Cette prudence reflète un contexte économique contraint, mais la présence d’un socle de 45 % de consommateurs potentiellement acheteurs confirme l’existence d’une demande latente.
L’arbitrage entre véhicules neufs (52 %) et véhicules d’occasion (48 %) traduit un marché relativement équilibré, fortement conditionné par le pouvoir d’achat et la capacité de financement.
Le prix et le coût d’usage, piliers de la décision
Sans surprise, le prix d’achat s’impose comme le critère numéro un pour 44,7 % des répondants. Il est suivi par la consommation de carburant (29,5 %) et le design (19,9 %).
Le coût d’entretien joue également un rôle central : 82 % des automobilistes l’intègrent dans leur décision, un taux qui grimpe à près de 88 % dans certaines catégories budgétaires.
« Le critère financier demeure le facteur déterminant et prioritaire dans le processus d’achat des Tunisiens », souligne Nébil Belaam.
Ces données confirment une logique de coût global de possession, bien plus structurante que la seule innovation technologique.
Motorisation : le thermique toujours ultra-dominant
En 2026, la préférence pour le véhicule thermique reste massive, avec 86,6 % des intentions. Les véhicules hybrides représentent environ 7 %, tandis que l’électrique demeure marginal à 2,6 %.
Malgré une sensibilité croissante aux enjeux environnementaux, la transition énergétique du parc automobile tunisien apparaît encore à un stade précoce, freinée par des contraintes économiques et structurelles.
Véhicule électrique : entre intérêt affiché et réalité du terrain
L’enquête identifie clairement les principaux freins à l’adoption de l’électrique :
- coût d’achat jugé trop élevé (26,2 %),
- manque de confiance dans la technologie (23,5 %),
- autonomie des batteries (20 %),
- insuffisance des infrastructures de recharge (19,6 %).
Pourtant, 83 % des répondants estiment que le marché des véhicules électriques devrait être davantage développé.
« Les perspectives sont étonnantes : 39 % des Tunisiens pensent que la voiture électrique remplacera totalement le thermique d’ici cinq ans, tandis que 25 % anticipent un équilibre durable entre les deux technologies », observe Nébil Belaam.
Fiscalité : un levier encore mal connu
La fiscalité constitue un point de friction majeur. Seuls 46 % des automobilistes déclarent être informés de la baisse de la fiscalité sur les véhicules hybrides rechargeables.
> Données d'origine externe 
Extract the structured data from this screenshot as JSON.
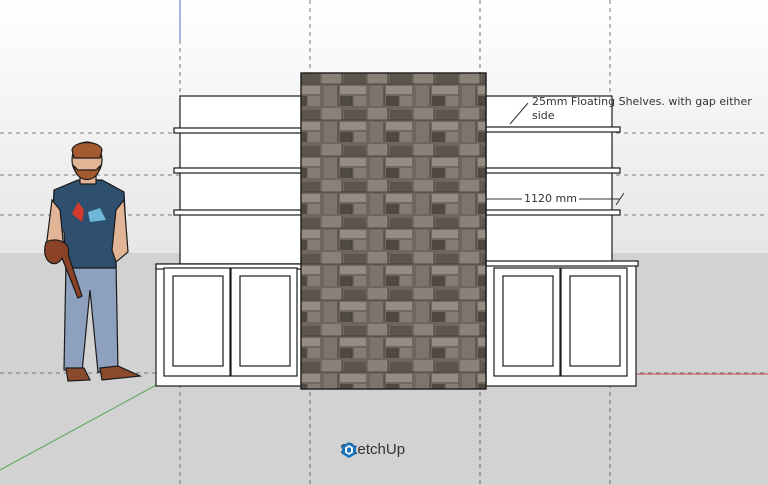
{
  "app": {
    "brand": "SketchUp"
  },
  "annotations": {
    "shelf_note_line1": "25mm Floating Shelves. with gap either",
    "shelf_note_line2": "side",
    "dimension": "1120 mm"
  },
  "icons": {
    "logo": "sketchup-logo-icon"
  },
  "colors": {
    "sky": "#e9e9e9",
    "ground": "#d3d3d3",
    "cabinet": "#ffffff",
    "outline": "#1a1a1a",
    "stone": "#6b645c",
    "brand": "#1e73be"
  }
}
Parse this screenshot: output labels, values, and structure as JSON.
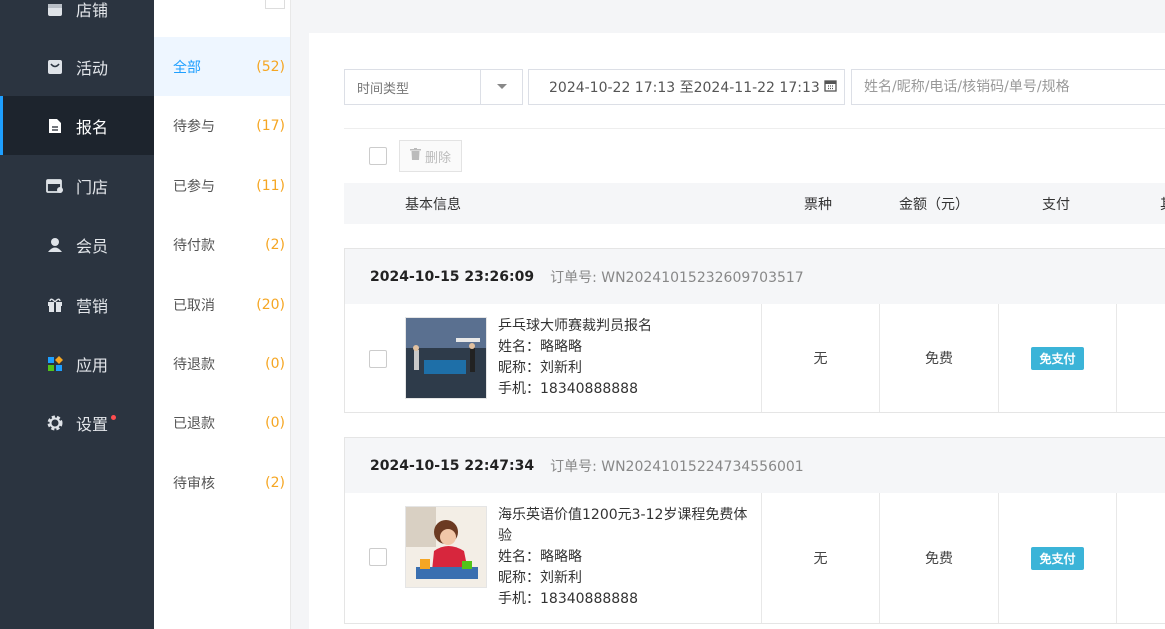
{
  "sidebar": {
    "items": [
      {
        "label": "店铺",
        "icon": "store-icon"
      },
      {
        "label": "活动",
        "icon": "activity-icon"
      },
      {
        "label": "报名",
        "icon": "document-icon"
      },
      {
        "label": "门店",
        "icon": "shop-icon"
      },
      {
        "label": "会员",
        "icon": "user-icon"
      },
      {
        "label": "营销",
        "icon": "gift-icon"
      },
      {
        "label": "应用",
        "icon": "apps-icon"
      },
      {
        "label": "设置",
        "icon": "gear-icon"
      }
    ],
    "active": "报名"
  },
  "subnav": {
    "items": [
      {
        "label": "全部",
        "count": "(52)"
      },
      {
        "label": "待参与",
        "count": "(17)"
      },
      {
        "label": "已参与",
        "count": "(11)"
      },
      {
        "label": "待付款",
        "count": "(2)"
      },
      {
        "label": "已取消",
        "count": "(20)"
      },
      {
        "label": "待退款",
        "count": "(0)"
      },
      {
        "label": "已退款",
        "count": "(0)"
      },
      {
        "label": "待审核",
        "count": "(2)"
      }
    ]
  },
  "filters": {
    "time_type": "时间类型",
    "date_range": "2024-10-22 17:13 至2024-11-22 17:13",
    "search_placeholder": "姓名/昵称/电话/核销码/单号/规格"
  },
  "toolbar": {
    "delete_label": "删除"
  },
  "table": {
    "headers": {
      "basic": "基本信息",
      "ticket": "票种",
      "amount": "金额（元）",
      "pay": "支付",
      "extra": "其"
    }
  },
  "orders": [
    {
      "time": "2024-10-15 23:26:09",
      "order_no": "订单号: WN20241015232609703517",
      "title": "乒乓球大师赛裁判员报名",
      "name": "姓名：略略略",
      "nickname": "昵称：刘新利",
      "phone": "手机：18340888888",
      "ticket": "无",
      "amount": "免费",
      "pay": "免支付"
    },
    {
      "time": "2024-10-15 22:47:34",
      "order_no": "订单号: WN20241015224734556001",
      "title": "海乐英语价值1200元3-12岁课程免费体验",
      "name": "姓名：略略略",
      "nickname": "昵称：刘新利",
      "phone": "手机：18340888888",
      "ticket": "无",
      "amount": "免费",
      "pay": "免支付"
    }
  ],
  "colors": {
    "accent": "#1e9fff",
    "count": "#f5a623",
    "sidebar": "#2b3440",
    "badge": "#3bb4d8"
  }
}
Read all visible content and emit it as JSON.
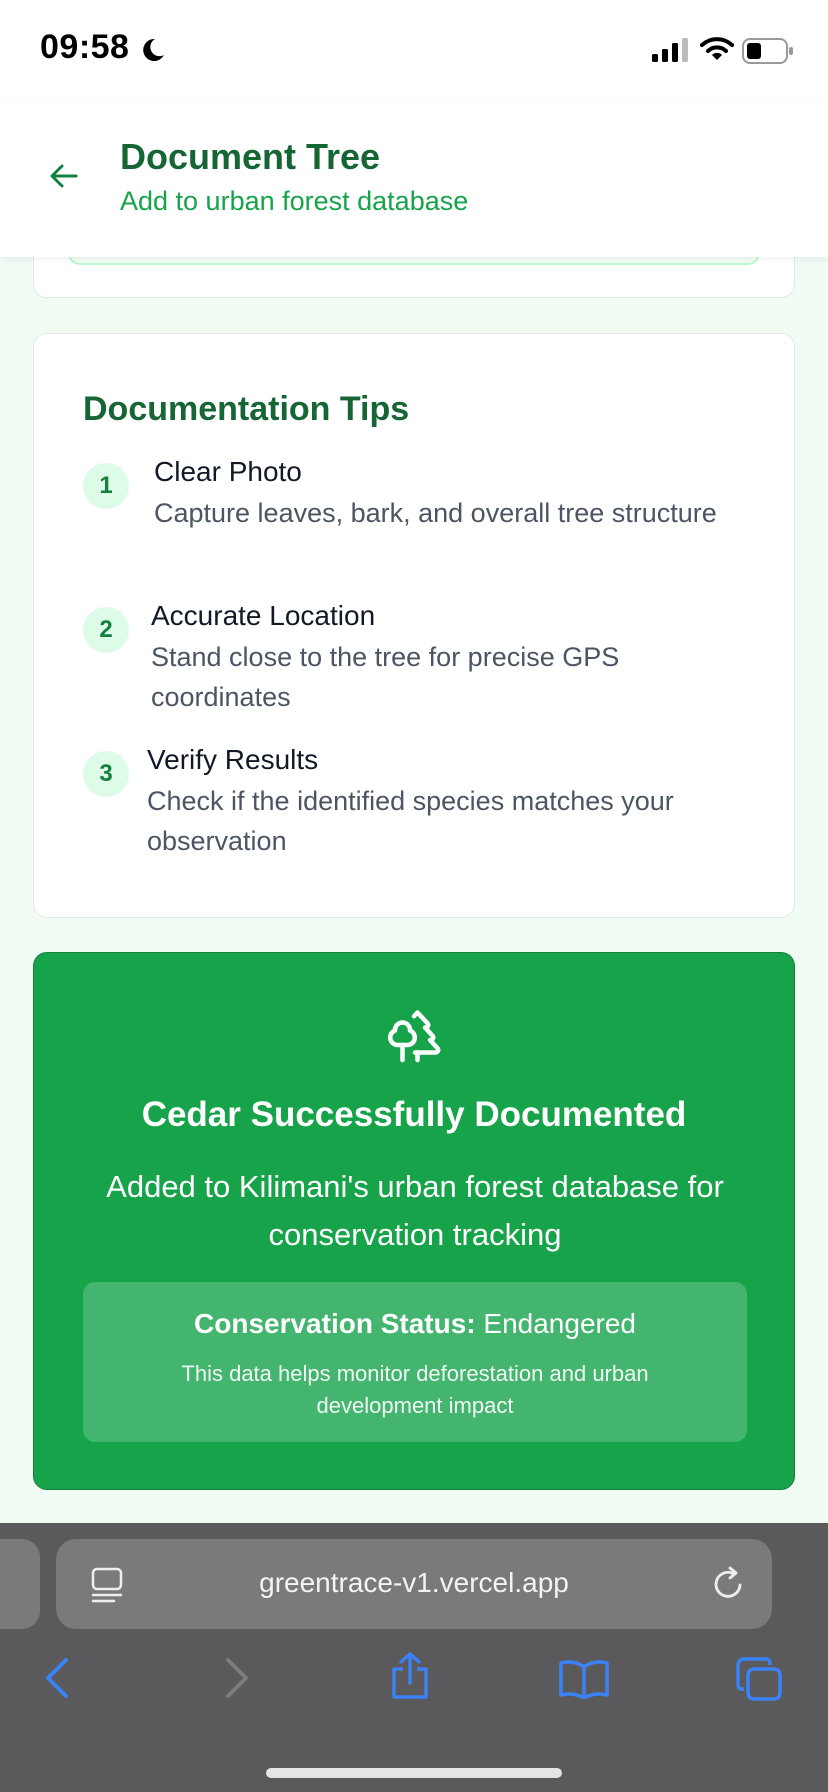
{
  "status_bar": {
    "time": "09:58"
  },
  "header": {
    "title": "Document Tree",
    "subtitle": "Add to urban forest database"
  },
  "tips": {
    "title": "Documentation Tips",
    "items": [
      {
        "number": "1",
        "title": "Clear Photo",
        "description": "Capture leaves, bark, and overall tree structure"
      },
      {
        "number": "2",
        "title": "Accurate Location",
        "description": "Stand close to the tree for precise GPS coordinates"
      },
      {
        "number": "3",
        "title": "Verify Results",
        "description": "Check if the identified species matches your observation"
      }
    ]
  },
  "success": {
    "icon": "trees-icon",
    "title": "Cedar Successfully Documented",
    "description": "Added to Kilimani's urban forest database for conservation tracking",
    "status_label": "Conservation Status:",
    "status_value": "Endangered",
    "note": "This data helps monitor deforestation and urban development impact"
  },
  "browser": {
    "url": "greentrace-v1.vercel.app"
  },
  "colors": {
    "brand_dark": "#166534",
    "brand": "#16a34a",
    "page_bg": "#f0fbf4",
    "browser_chrome": "#5a5a5c",
    "ios_blue": "#3b82f6"
  }
}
Parmi eux, 65 % considèrent cette mesure comme incitative.
« Ces chiffres montrent un déficit évident de communication autour des dispositifs fiscaux, pourtant essentiels pour accélérer la transition énergétique », insiste le président d’Emrhod Consulting.
Marques et pays d’origine : des repères toujours décisifs
La fidélité à la marque demeure élevée : 59 % des répondants se disent fidèles, principalement pour des raisons de fiabilité (59 %) et de qualité du service après-vente (37 %).
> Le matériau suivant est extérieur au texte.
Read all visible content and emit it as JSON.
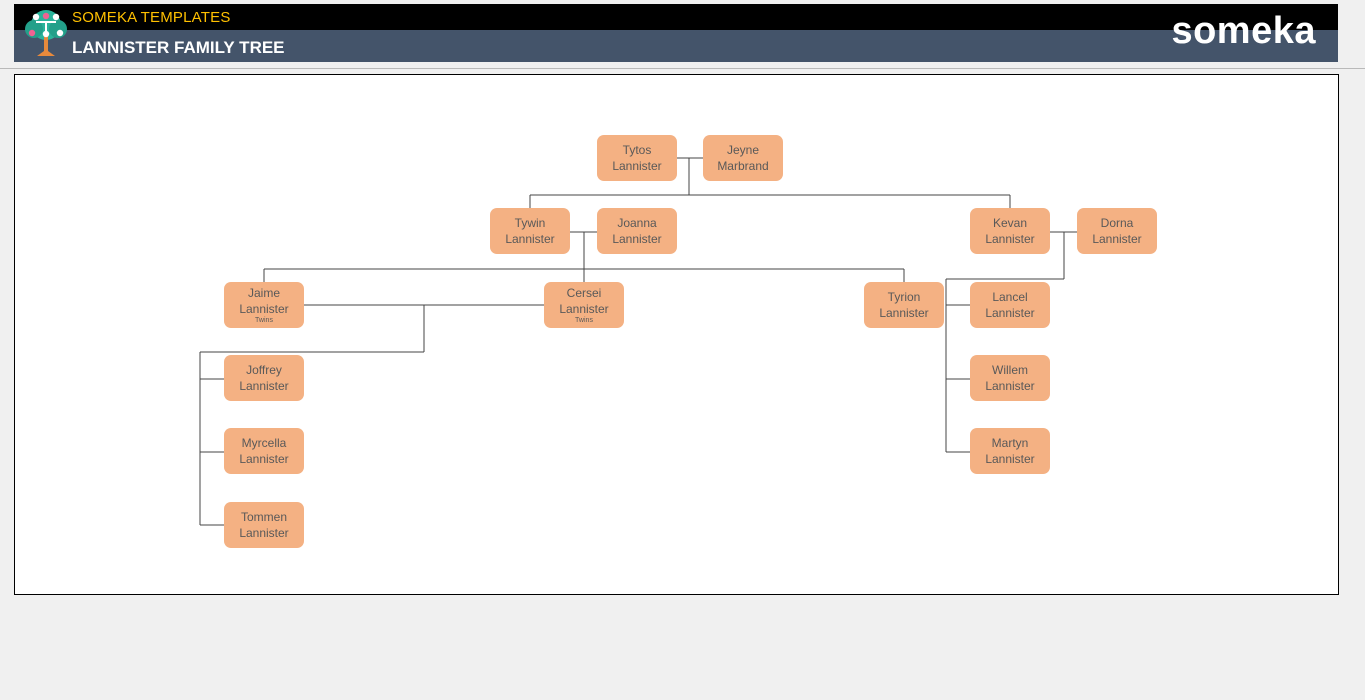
{
  "header": {
    "brand": "SOMEKA TEMPLATES",
    "title": "LANNISTER FAMILY TREE",
    "wordmark": "someka",
    "colors": {
      "top_bar": "#000000",
      "bottom_bar": "#44546a",
      "brand_text": "#ffc000"
    }
  },
  "tree": {
    "node_color": "#f4b183",
    "members": {
      "tytos": {
        "first": "Tytos",
        "last": "Lannister"
      },
      "jeyne": {
        "first": "Jeyne",
        "last": "Marbrand"
      },
      "tywin": {
        "first": "Tywin",
        "last": "Lannister"
      },
      "joanna": {
        "first": "Joanna",
        "last": "Lannister"
      },
      "kevan": {
        "first": "Kevan",
        "last": "Lannister"
      },
      "dorna": {
        "first": "Dorna",
        "last": "Lannister"
      },
      "jaime": {
        "first": "Jaime",
        "last": "Lannister",
        "note": "Twins"
      },
      "cersei": {
        "first": "Cersei",
        "last": "Lannister",
        "note": "Twins"
      },
      "tyrion": {
        "first": "Tyrion",
        "last": "Lannister"
      },
      "lancel": {
        "first": "Lancel",
        "last": "Lannister"
      },
      "willem": {
        "first": "Willem",
        "last": "Lannister"
      },
      "martyn": {
        "first": "Martyn",
        "last": "Lannister"
      },
      "joffrey": {
        "first": "Joffrey",
        "last": "Lannister"
      },
      "myrcella": {
        "first": "Myrcella",
        "last": "Lannister"
      },
      "tommen": {
        "first": "Tommen",
        "last": "Lannister"
      }
    }
  }
}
Par ailleurs, près de deux tiers des consommateurs estiment que le pays d’origine de la marque influence leur choix, soulignant l’importance de la réputation et de la confiance dans un achat perçu comme fortement engageant.
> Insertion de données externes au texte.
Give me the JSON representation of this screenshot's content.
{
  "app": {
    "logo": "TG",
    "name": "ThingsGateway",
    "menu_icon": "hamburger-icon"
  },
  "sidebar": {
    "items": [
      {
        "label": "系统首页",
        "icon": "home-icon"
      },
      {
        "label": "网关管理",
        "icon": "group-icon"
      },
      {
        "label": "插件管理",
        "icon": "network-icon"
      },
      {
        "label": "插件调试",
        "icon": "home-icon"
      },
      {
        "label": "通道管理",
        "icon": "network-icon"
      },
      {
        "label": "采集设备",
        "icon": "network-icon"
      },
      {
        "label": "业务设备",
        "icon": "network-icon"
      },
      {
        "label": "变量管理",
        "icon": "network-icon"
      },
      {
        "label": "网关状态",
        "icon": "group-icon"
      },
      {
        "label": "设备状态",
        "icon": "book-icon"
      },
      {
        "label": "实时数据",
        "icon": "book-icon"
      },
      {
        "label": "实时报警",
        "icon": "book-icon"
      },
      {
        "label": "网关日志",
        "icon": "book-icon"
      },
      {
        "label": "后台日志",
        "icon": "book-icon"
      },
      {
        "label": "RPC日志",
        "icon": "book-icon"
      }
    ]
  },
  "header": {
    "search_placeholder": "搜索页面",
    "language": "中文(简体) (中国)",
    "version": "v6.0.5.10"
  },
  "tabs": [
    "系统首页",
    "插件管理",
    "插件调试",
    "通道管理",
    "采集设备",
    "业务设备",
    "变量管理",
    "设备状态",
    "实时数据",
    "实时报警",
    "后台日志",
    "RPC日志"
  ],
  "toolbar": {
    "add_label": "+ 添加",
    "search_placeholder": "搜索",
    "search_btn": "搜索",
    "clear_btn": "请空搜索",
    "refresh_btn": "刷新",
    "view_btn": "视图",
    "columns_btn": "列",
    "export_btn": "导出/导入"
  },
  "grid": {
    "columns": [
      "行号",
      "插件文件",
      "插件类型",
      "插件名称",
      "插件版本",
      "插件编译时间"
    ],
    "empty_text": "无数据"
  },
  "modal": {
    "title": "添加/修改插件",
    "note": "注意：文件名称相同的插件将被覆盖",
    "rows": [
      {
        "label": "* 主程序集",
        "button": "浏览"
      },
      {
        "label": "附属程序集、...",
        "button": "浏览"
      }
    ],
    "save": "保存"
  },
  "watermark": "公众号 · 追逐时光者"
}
Une expertise reconnue au service du marché
L’analyse et le traitement des données ont été intégralement réalisés par Emrhod Consulting, dont la rigueur méthodologique et la lecture prospective confèrent à « L’Observatoire de l’Automobile 2026 » une réelle valeur de référence pour le secteur.
À travers cette enquête, Les Victoires de l’Automobile confirment leur volonté de nourrir le débat, d’anticiper les mutations du marché et de soutenir la transformation de l’écosystème automobile tunisien.